Dear Editor
WHILE searching the internet as I am wont to do, the headline of an article written by Prasun Sonwalkar in Hindustantimes caught my eye. The Sedition Act and Cybercrime are of current interest and relevance in Guyana.
The article was extremely informative and I decided that I had to share it with readers of this newspaper. Readers would no doubt discern the manner in which the two countries, one that has a republican system of democracy in place whereas the other has a system that is based on the doctrine of the sovereignty of Parliament, dealt with the issue of sedition, a topic which I daresay is going to be controversial in Guyana.
“Sedition law in UK abolished in 2009, continues in India” by Prasun Sonwalkar in Hindustantimes.
A colonial era law intended to suppress the voice of freedom continues in force in India, the world’s largest democracy, but Britain itself abolished sedition as a criminal offence in 2009 as it was considered to be a relic of an era where freedom of expression was not considered a right as it is now.
Legislation in India against sedition continues to be actively used despite the fact that they are relics of the British Raj. Sedition in Britain was abolished through the Coroners and Justice Act, 2009, under Gordon Brown’s Labour government. Three offences were abolished: the offences of sedition and seditious libel; the offence of defamatory libel and the offence of obscene libel.
The then Parliamentary Under Secretary of State at the Ministry of Justice, Claire Ward said at the time of the Act’s enactment: “Sedition and seditious and defamatory libel are arcane offences – from a bygone era when freedom of expression wasn’t seen as the right it is today”.
“Freedom of speech is now seen as the touchstone of democracy and the ability of individuals to criticise the State is crucial to maintaining freedom”.
Britain’s Law Commission had recommended the abolition of the law of sedition in 1977. According to Claire, “The existence of these obsolete offences in this country had been used by other countries as justification for the retention of similar laws which have been actively used to suppress political dissent and restrict press freedom”.
“Abolishing these offences will allow the UK to take a lead in challenging similar laws in other countries, where they are used to suppress free speech”.
In contrast to the above, “The Indian Constitution ostensibly guarantees freedom of speech to every citizen, but itself allows significant restrictions. In India, citizens are free to criticize the government, politics, politicians, bureaucracy and policies. However, speech can be restricted on grounds of security, morality and incitement. There have been landmark cases in the Indian Supreme Court that have affirmed the nation’s policy of allowing free press and freedom of expression to every citizen, with other cases in which the Court has upheld restrictions on freedom of speech and of the press”

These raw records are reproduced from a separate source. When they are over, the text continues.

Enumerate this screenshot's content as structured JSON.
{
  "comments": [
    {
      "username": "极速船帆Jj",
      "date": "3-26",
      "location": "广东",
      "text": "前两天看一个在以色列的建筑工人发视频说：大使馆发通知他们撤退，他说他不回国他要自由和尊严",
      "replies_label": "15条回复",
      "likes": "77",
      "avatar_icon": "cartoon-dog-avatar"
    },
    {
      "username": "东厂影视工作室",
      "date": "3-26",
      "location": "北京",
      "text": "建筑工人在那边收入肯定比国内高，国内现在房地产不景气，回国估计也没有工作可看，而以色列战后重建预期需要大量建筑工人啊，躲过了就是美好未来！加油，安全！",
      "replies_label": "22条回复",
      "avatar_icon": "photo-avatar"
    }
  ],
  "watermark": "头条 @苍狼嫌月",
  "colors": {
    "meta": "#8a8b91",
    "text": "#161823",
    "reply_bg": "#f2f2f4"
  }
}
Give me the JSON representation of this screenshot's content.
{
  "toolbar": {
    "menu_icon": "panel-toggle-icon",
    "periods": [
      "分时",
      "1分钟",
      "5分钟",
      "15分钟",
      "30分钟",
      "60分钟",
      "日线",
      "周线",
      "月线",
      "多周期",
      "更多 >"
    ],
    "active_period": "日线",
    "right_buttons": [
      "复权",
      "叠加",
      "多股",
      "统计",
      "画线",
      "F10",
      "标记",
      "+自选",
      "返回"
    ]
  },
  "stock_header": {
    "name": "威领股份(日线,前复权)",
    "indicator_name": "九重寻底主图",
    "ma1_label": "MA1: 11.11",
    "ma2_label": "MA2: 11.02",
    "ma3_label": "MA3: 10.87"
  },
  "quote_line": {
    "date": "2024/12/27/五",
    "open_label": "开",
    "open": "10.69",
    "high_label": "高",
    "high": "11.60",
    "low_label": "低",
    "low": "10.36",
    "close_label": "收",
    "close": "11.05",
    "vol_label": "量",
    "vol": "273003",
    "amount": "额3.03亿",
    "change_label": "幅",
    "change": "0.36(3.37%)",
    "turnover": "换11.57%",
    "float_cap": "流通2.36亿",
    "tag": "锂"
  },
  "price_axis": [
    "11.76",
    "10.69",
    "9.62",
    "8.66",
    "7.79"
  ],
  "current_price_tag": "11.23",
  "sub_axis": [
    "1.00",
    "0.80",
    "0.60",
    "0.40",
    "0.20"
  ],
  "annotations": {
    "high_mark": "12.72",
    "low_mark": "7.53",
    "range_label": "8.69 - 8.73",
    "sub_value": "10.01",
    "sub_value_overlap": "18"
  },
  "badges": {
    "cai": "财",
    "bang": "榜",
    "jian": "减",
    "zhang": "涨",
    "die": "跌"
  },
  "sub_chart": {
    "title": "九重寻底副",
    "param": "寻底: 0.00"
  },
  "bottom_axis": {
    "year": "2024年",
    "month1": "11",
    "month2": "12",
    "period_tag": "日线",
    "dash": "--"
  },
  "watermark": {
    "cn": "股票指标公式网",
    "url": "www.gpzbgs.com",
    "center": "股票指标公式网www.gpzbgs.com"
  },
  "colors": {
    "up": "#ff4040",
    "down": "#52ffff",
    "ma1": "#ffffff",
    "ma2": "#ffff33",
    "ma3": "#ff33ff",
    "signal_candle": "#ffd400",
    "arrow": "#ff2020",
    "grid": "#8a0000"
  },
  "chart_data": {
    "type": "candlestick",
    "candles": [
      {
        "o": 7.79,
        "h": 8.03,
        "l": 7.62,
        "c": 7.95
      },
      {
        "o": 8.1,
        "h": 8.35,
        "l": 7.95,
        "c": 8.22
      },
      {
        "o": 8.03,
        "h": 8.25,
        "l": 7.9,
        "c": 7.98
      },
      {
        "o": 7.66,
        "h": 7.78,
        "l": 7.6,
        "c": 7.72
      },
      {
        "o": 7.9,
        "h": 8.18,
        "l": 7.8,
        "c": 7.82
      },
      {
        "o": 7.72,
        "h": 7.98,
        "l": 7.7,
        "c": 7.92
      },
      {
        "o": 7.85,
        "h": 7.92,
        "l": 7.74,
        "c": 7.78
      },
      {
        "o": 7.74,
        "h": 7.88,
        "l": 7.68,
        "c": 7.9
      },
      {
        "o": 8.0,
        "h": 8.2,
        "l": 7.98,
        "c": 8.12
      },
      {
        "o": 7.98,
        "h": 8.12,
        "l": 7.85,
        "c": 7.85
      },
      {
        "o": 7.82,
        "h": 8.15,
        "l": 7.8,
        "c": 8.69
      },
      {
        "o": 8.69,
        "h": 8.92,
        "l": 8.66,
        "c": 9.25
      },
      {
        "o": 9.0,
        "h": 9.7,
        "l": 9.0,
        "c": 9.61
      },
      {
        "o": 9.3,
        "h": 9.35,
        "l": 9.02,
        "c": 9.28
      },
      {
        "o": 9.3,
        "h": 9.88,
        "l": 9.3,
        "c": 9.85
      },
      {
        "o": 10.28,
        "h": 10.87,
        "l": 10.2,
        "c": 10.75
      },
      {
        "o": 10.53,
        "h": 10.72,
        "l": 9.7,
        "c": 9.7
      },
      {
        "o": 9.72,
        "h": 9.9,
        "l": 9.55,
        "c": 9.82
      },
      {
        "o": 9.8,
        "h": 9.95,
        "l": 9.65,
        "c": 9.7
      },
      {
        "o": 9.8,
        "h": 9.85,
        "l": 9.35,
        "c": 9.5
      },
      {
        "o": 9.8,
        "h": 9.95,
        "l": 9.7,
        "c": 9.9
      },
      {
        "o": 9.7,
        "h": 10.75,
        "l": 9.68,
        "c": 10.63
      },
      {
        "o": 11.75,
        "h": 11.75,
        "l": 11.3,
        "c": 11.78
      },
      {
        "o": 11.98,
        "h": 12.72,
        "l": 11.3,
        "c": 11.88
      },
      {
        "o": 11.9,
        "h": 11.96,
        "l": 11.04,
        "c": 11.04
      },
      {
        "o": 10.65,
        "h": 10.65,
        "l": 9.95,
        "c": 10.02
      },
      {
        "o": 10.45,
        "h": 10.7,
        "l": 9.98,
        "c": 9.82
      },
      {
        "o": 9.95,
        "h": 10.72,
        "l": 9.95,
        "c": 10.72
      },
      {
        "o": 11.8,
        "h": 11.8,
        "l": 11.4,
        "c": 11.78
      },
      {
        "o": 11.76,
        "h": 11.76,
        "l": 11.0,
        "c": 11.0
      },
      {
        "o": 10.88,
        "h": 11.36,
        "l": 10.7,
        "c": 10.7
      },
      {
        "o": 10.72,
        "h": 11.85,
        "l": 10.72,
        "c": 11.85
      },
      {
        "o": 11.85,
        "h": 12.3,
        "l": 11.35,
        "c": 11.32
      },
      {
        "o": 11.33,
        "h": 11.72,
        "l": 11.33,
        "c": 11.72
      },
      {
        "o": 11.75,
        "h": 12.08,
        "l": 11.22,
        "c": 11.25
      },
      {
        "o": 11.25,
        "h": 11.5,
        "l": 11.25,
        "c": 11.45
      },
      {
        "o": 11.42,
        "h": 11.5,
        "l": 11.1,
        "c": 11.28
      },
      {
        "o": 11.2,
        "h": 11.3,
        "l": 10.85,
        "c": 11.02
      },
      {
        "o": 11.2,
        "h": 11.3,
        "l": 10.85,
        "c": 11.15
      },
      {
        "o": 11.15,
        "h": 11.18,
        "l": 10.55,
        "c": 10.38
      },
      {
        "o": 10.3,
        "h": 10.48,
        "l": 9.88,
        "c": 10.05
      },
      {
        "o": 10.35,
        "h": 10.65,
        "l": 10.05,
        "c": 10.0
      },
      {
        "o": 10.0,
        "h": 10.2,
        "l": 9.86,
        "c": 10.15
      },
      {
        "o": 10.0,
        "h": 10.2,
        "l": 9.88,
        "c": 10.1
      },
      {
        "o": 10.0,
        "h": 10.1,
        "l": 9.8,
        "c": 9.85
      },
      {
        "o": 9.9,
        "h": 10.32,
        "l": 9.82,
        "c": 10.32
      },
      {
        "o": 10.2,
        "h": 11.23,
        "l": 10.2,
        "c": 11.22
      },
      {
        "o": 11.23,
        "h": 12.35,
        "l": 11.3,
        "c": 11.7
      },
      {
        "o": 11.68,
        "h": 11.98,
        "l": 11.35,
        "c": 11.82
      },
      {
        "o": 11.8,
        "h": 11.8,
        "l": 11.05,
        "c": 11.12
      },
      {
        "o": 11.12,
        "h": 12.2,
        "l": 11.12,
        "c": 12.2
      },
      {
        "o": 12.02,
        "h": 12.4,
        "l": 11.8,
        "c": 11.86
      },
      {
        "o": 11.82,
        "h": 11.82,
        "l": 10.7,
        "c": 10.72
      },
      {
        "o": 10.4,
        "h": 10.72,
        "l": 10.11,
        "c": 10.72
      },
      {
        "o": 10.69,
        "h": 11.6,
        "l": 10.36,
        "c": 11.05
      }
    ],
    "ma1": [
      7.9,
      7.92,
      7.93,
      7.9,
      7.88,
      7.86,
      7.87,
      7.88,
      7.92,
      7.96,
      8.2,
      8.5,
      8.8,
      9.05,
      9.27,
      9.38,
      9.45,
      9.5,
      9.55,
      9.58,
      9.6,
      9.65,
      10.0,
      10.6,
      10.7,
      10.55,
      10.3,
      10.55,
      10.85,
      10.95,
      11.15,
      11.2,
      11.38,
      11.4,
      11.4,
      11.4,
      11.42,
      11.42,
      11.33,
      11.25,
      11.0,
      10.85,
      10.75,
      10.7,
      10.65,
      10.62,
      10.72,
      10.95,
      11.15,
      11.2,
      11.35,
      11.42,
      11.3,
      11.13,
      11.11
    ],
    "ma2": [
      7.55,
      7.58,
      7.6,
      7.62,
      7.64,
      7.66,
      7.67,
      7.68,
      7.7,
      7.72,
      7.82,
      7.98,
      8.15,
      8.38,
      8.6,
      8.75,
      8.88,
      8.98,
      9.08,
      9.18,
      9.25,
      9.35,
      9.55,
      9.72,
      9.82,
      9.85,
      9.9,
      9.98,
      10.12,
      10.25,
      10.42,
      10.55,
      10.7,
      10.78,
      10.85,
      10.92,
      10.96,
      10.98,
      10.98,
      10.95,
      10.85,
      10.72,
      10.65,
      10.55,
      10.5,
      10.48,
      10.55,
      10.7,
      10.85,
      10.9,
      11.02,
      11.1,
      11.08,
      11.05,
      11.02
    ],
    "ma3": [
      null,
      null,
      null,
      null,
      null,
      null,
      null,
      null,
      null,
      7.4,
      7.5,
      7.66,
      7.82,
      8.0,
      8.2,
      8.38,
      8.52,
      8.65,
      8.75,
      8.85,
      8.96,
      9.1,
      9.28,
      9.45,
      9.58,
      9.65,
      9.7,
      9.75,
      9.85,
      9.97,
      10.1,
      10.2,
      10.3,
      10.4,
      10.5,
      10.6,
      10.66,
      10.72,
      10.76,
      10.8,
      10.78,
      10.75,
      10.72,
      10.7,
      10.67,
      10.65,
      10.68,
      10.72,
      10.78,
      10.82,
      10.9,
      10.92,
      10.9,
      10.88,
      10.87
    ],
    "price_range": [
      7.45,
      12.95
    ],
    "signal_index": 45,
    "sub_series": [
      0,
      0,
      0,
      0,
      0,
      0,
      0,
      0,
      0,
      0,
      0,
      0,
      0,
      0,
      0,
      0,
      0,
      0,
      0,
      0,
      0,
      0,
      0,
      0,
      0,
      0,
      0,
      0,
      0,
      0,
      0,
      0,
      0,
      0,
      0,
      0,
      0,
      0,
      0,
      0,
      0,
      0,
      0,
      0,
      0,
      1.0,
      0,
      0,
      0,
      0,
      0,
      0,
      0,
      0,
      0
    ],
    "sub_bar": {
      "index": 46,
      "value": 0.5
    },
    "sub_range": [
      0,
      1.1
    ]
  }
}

Article 19 of the Indian Constitution states that:
All citizens shall have the right –
1. to freedom of speech and expression
2. to assemble peaceably and without arms
3. to form associations or unions
4. to love freely throughout the territory of India
5. to reside and settle in any part of the territory of India; and
6. to practice any profession, or to carry on any occupation, trade or business.
These rights are limited so as not to affect –
* The integrity of India
* The security of the State
* Friendly relations with foreign States
* Public Order
* Decency or morality
* Contempt of court
* Defamation or incitement to an offence.
“Freedom of speech is restricted by the National Security Act of 1980 and in the past, by the Prevention of Terrorism Ordinance (POTO) of 2001, The Terrorist and Disruptive Activities (Prevention) Act (TADA) from 1985 to 1995, and similar measures. Freedom of speech is also restricted to section 124A of the Indian Penal Code, 1860 which deals with sedition and makes any speech or expression which bring contempt towards government punishable by imprisonment extending from three years to life. In 1962, the Supreme Court of India held this section to be constitutionally valid in the case Kedar Nath Singh vs State of Bihar”.